SAWT BEIRUT INTERNATIONAL

| 3 December 2022, Saturday |

Inquiétude quant à une nouvelle incursion turque dans le nord de la Syrie

Les alliés des États-Unis dans le nord-est de la Syrie ont exprimé leur inquiétude quant à l’intention de la Turquie de lancer une nouvelle opération militaire dans la région, avertissant que cela pourrait encourager et renforcer les organisations terroristes dans la région, en particulier ISIS.

Lundi, le président turc Recep Tayyip Erdogan a annoncé que son pays allait bientôt lancer une nouvelle opération militaire dans le nord de la Syrie afin d’établir une « zone de sécurité » d’une profondeur de 30 km le long de sa frontière avec son voisin du sud.

Bien que le Conseil national de sécurité turc ait confirmé que toute action militaire « ne visera en aucun cas l’intégrité territoriale et la souveraineté de nos voisins », des responsables des Forces démocratiques syriennes (FDS) ont déclaré que l’incursion turque pourrait conduire à un « désastre », selon le site « Voice of America ».

Et le site web a cité une source proche de la direction des FDS selon laquelle toute opération militaire turque « déplacera notre attention vers sa confrontation, car la défense de vos terres est une priorité bien plus élevée que la lutte contre ISIS dans les zones non kurdes. »

La source a ajouté que l’opération turque « entravera la garde de milliers de prisonniers d’ISIS et les opérations hebdomadaires en cours contre l’organisation dans la région. »

La source, qui s’est exprimée sous couvert d’anonymat car elle n’était pas autorisée à parler aux médias, a ajouté que « les prisons qui abritent des éléments d’ISIS seront désormais plus vulnérables aux tentatives d’évasion. »

D’autres responsables kurdes ont également exprimé leur inquiétude quant à la sécurité de dizaines de prisons dans le nord-est de la Syrie, qui abritent actuellement environ 10 000 combattants d’ISIS, notant que certaines de ces prisons se trouvent dans des zones que les forces turques pourraient cibler.

La représentante des Forces démocratiques syriennes aux États-Unis, Sinam Muhammad, a déclaré à « Voice of America » que « la tâche de sécuriser les prisons n’est pas une tâche facile. »
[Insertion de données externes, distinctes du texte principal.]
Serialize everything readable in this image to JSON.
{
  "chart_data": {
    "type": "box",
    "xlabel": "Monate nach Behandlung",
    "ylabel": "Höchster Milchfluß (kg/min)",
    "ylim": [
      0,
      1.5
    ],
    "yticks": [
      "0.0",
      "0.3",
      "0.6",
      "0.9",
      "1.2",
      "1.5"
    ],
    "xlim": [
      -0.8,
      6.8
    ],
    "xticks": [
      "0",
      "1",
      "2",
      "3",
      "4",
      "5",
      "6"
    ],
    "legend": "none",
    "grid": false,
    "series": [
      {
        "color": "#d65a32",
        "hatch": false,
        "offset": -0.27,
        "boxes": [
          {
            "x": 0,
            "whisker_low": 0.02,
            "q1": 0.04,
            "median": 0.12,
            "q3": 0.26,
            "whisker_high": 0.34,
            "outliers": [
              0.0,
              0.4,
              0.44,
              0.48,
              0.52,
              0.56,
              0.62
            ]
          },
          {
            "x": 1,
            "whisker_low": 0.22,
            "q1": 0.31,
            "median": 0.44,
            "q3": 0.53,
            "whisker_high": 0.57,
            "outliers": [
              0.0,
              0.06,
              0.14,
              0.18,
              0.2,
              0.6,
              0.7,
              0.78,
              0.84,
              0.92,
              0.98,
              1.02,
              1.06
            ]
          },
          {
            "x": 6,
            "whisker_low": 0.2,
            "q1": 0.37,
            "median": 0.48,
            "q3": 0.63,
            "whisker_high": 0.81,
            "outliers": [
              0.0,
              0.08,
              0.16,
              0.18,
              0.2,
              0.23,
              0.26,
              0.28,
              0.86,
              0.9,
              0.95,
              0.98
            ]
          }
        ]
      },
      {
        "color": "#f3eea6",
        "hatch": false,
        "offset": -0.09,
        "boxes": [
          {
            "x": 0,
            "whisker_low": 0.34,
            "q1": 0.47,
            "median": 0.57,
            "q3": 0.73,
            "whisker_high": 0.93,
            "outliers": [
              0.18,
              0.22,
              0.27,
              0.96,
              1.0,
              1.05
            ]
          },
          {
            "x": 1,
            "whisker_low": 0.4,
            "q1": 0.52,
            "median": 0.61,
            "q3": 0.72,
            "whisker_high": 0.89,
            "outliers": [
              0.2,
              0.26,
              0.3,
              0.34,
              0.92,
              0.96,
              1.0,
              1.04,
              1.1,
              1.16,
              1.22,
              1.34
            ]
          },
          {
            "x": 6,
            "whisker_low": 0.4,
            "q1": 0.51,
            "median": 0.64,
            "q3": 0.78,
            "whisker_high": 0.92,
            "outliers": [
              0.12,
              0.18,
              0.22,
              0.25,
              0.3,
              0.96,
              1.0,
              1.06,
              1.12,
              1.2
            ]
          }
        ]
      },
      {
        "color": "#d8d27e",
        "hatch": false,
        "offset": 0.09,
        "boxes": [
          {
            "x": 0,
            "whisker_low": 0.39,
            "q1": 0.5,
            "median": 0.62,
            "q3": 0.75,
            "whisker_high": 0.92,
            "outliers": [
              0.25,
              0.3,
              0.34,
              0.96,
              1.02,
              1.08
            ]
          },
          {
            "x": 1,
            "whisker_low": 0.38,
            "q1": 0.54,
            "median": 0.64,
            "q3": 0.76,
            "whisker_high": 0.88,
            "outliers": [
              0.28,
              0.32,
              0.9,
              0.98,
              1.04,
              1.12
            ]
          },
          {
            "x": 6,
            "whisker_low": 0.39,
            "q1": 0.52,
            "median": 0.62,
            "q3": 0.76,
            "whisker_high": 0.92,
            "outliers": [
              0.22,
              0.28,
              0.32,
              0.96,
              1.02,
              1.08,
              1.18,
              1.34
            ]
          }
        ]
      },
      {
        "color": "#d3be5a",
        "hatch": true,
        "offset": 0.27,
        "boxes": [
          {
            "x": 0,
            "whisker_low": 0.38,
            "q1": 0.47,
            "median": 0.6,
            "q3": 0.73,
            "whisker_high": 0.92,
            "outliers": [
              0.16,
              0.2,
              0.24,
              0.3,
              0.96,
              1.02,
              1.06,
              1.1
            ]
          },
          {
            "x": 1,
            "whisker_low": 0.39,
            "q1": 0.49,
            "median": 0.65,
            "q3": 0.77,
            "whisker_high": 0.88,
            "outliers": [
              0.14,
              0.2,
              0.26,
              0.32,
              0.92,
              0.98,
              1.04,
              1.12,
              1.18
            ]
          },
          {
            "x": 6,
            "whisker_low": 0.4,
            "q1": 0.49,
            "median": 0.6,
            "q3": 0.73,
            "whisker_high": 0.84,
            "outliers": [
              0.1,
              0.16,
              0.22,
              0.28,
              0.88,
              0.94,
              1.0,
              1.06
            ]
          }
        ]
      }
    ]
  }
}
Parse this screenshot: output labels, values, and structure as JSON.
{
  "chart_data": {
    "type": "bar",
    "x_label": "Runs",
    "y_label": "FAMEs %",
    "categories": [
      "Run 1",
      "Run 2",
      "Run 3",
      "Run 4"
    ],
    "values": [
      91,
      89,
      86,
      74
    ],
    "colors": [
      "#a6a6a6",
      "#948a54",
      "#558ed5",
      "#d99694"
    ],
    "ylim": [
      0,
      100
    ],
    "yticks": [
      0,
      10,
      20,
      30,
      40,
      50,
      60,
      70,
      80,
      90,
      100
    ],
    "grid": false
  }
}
Elle a ajouté que si la Turquie lance des opérations militaires dans le nord-est de la Syrie, « les combattants d’ISIS seront dans une meilleure position et pourraient être en mesure de libérer leurs combattants des prisons. »

D’autres responsables kurdes préviennent qu’ISIS se renforce, citant l’opération menée par l’organisation il y a quatre mois et qui a duré une semaine pour tenter de libérer des centaines de détenus dans une prison de la ville de Hasaka.

Le site note que les responsables kurdes ont contacté les États-Unis pour exprimer leurs inquiétudes quant à une éventuelle incursion turque.

Mardi, les États-Unis ont mis en garde la Turquie contre le lancement de toute nouvelle opération militaire dans le nord de la Syrie, soulignant qu’une telle escalade mettrait en danger la vie des soldats américains déployés dans la région.

Le porte-parole du département d’État, Ned Price, a déclaré aux journalistes que les États-Unis étaient « profondément préoccupés » par cette annonce. « Nous condamnons toute escalade, et nous soutenons le maintien des lignes de cessez-le-feu actuelles », a-t-il ajouté.

Le porte-parole du Pentagone, John Kirby, a récemment exprimé la « grave préoccupation des États-Unis face à l’annonce par Ankara de son intention d’accroître son activité militaire dans le nord de la Syrie ».

Kirby a déclaré aux journalistes que cela « pourrait entraîner le retrait d’éléments des Forces démocratiques syriennes de la lutte contre ISIS. »

Les États-Unis ont environ 900 soldats en Syrie pour soutenir les opérations contre ISIS.

Les évaluations américaines de la précédente incursion turque dans le nord de la Syrie en 2019 ont conclu que l’attaque a permis à 200 détenus d’ISIS de s’échapper et a probablement donné à l’organisation terroriste « du temps et de l’espace » pour se consolider et se développer.

Depuis 2016, la Turquie a lancé trois opérations militaires en Syrie pour chasser les combattants kurdes syriens qui se sont alliés aux États-Unis dans leur campagne contre ISIS.